6. Estas situações, que dificultam a protecção internacional em várias partes do Mundo, não são novas. Todavia, nalguns casos, surgem pela primeira vez, ou mais intensamente, em Estados com uma longa tradição de generosidade na recepção de refugiados e com políticas liberais de asilo. As medidas restritivas impostas pelos Estados incluem barreiras físicas e jurídicas para impedir a entrada de refugiados ou a obtenção de asilo nos seus territórios; regressos forçados e maciços, bem como a inexistência de padrões de tratamento uniformizados a nível internacional, conduzem, por vezes, a que os refugiados caiam no esquecimento. Constata-se também uma acentuada diminuição da protecção em termos físicos. Muitas vezes, as questões de segurança nacional tiveram como resultado medidas desfavoráveis para a segurança e bem-estar dos refugiados.
7. Noutros casos, a natureza fragmentária e deficiente da responsabilidade internacional de protecção tornou-se notória com a difícil situação das pessoas deslocadas dentro do seu próprio país, apanhadas por situações de conflito, e dos apátridas que não podem reclamar juridicamente a protecção de qualquer Governo.

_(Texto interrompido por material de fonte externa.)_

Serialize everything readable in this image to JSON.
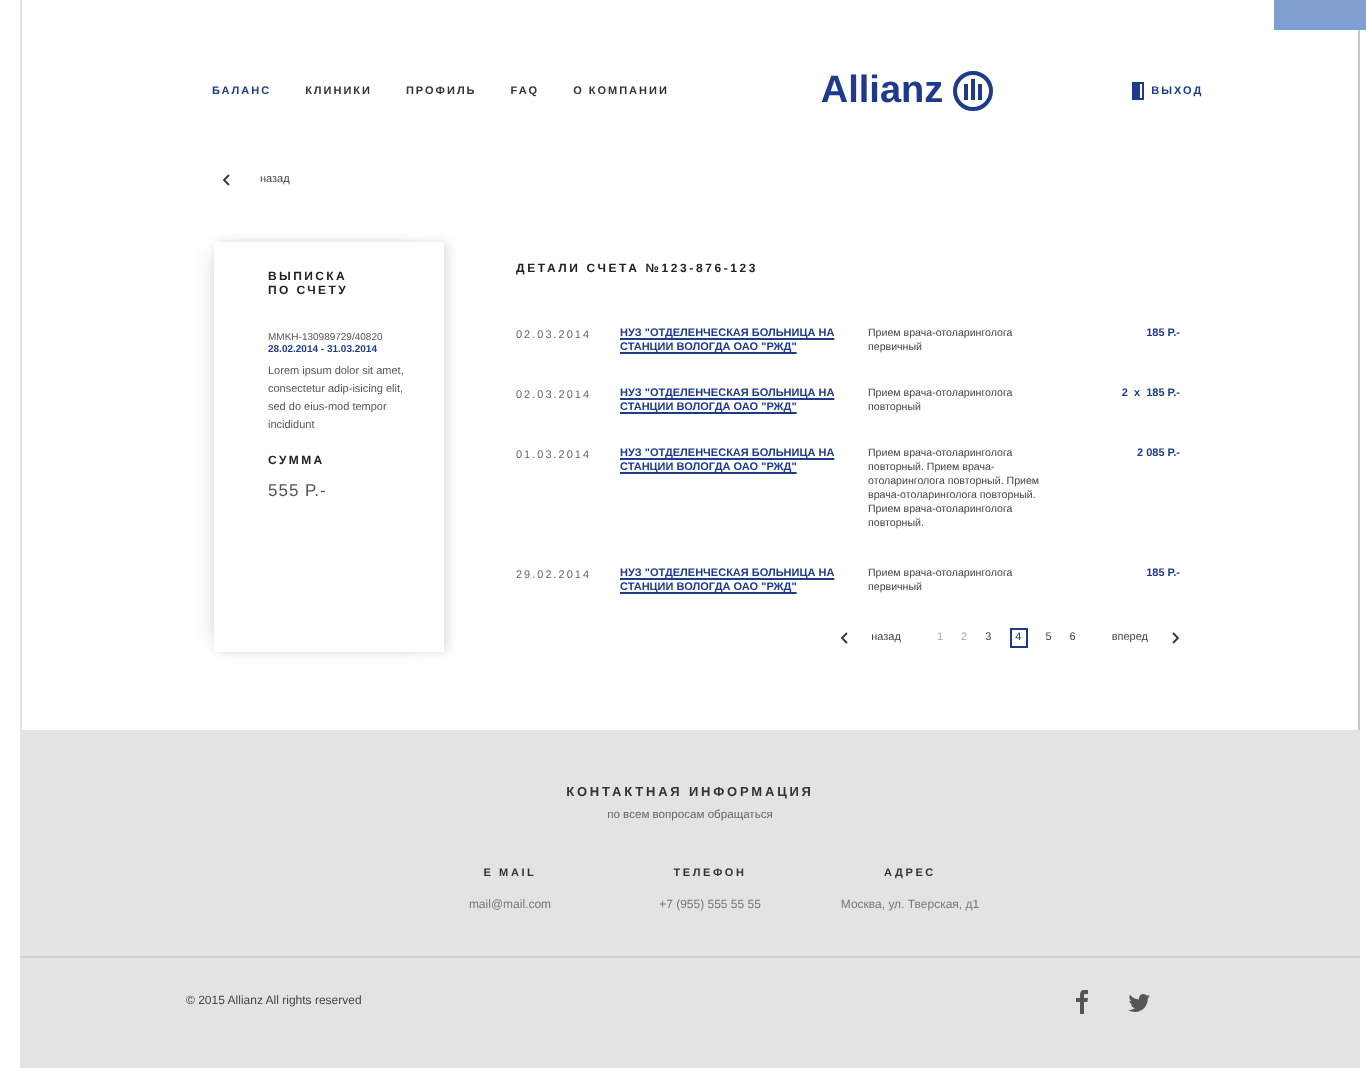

8. Para assegurar uma protecção internacional efectiva, as estratégias novas ou complementares devem procurar: reforçar, em primeiro lugar, a implementação da Convenção de 1951, do Protocolo de 1967 e dos instrumentos regionais existentes; reforçar a protecção dada a pessoas que se encontram fora do âmbito de aplicação dos instrumentos jurídicos internacionais; e apoiar as medidas de protecção adoptadas pelos Estados que ainda não fazem parte desses instrumentos. O objectivo é reforçar o compromisso dos Estados em assegurar que as pessoas que requerem protecção a recebam sem discriminação. Embora possam ser estudadas diversas possibilidades para atingir esse fim, os Estados não se mostram actualmente receptivos para assumirem mais obrigações, de carácter vinculativo, referentes a refugiados. O ACNUR continuará, portanto, a promover e a encorajar normas regionais, em conformidade com os instrumentos internacionais. Pode, também, ser apropriado procurar elaborar princípios orientadores com vista a esse objectivo, incluindo medidas que possam gerar um aumento da solidariedade internacional e apoio aos Estados mais afectados por fluxos de refugiados.
A. Estender o âmbito da protecção internacional
9. Em 1994, o Comité Executivo examinou o problema de certas deficiências de adequação do regime internacional de protecção aos refugiados, tendo em consideração os fluxos actuais de refugiados e a sua magnitude. O ACNUR salientou que a sua função de protecção internacional implica, em primeiro lugar, assegurar que os Governos dêem protecção aos refugiados e aos requerentes de asilo que possam ser refugiados; assim, o cumprimento do mandato de protecção do ACNUR requer uma cooperação activa por parte dos Governos, cujo apoio político e material é, obviamente, crucial. A este respeito, a não adesão de alguns Estados aos instrumentos jurídicos internacionais básicos relativos à protecção de refugiados, assim como várias restrições na interpretação da própria definição de refugiado, são questões identificadas como merecedoras de uma contínua atenção. Outros aspectos contemplados referem-se a medidas para alargamento da protecção a todas as pessoas que fogem de conflitos, sejam ou não formalmente reconhecidas como refugiados.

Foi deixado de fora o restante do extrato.